Abstract

THE outstanding feature of the Royal Horticultural Society's Show at Chelsea in May 1929 was the exhibit of cacti and other succulent plants which was shown by Mrs. A. Sherman. Hoyt, of Pasadena, California. The collection of living plants was arranged against a painted scene of the Mohave Desert, and the whole exhibit was a presentation of the desert flora of Southern California. At the close of the Show, Mrs. Sherman Hoyt very generously presented the collection of living plants to Kew, together with the painted desert scene and the rock and sand which she had brought over from California. Since it was impossible to make an adequate display of her exhibit or to make use of the very beautiful painting in any of the houses at Kew, Mrs. Sherman Hoyt most generously offered to build a special house for the display of her plants with the background.

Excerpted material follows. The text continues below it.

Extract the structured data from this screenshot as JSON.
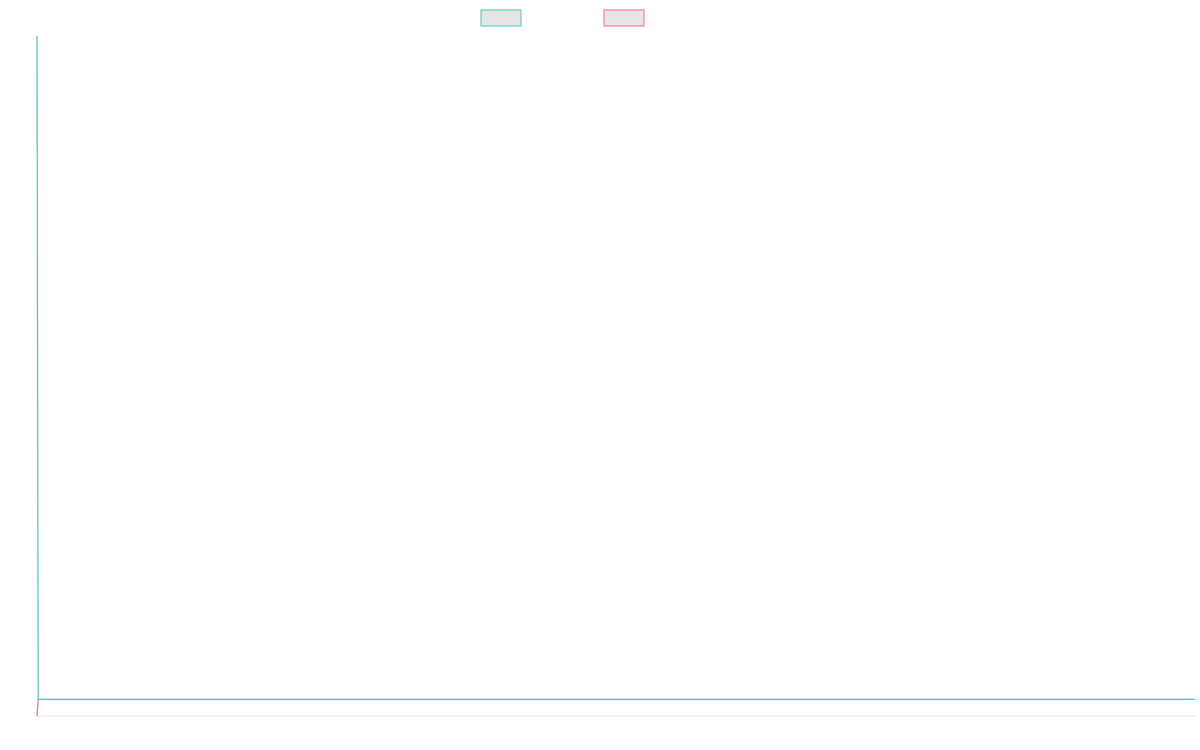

In the house, now completed and planted, the desert scene occupies the semi-circular wall of the apse, and in the foreground is a representation of the desert in conformity with the painted background. The stone which has been used for building up the foreground is old red sandstone from Dunster, Somerset, and matches remarkably closely both in colour and structure the Californian rocks shown in the picture. Cacti and other succulent plants have been placed among the rocks in positions as near as possible to those in which they are found in their native home, and the whole effect makes a remarkably striking picture, since the rocky foreground blends so naturally with the painted desert scene behind that it is by no means easy to detect any break between the actual living plants and those shown in the background. The house was opened to the public on March 24.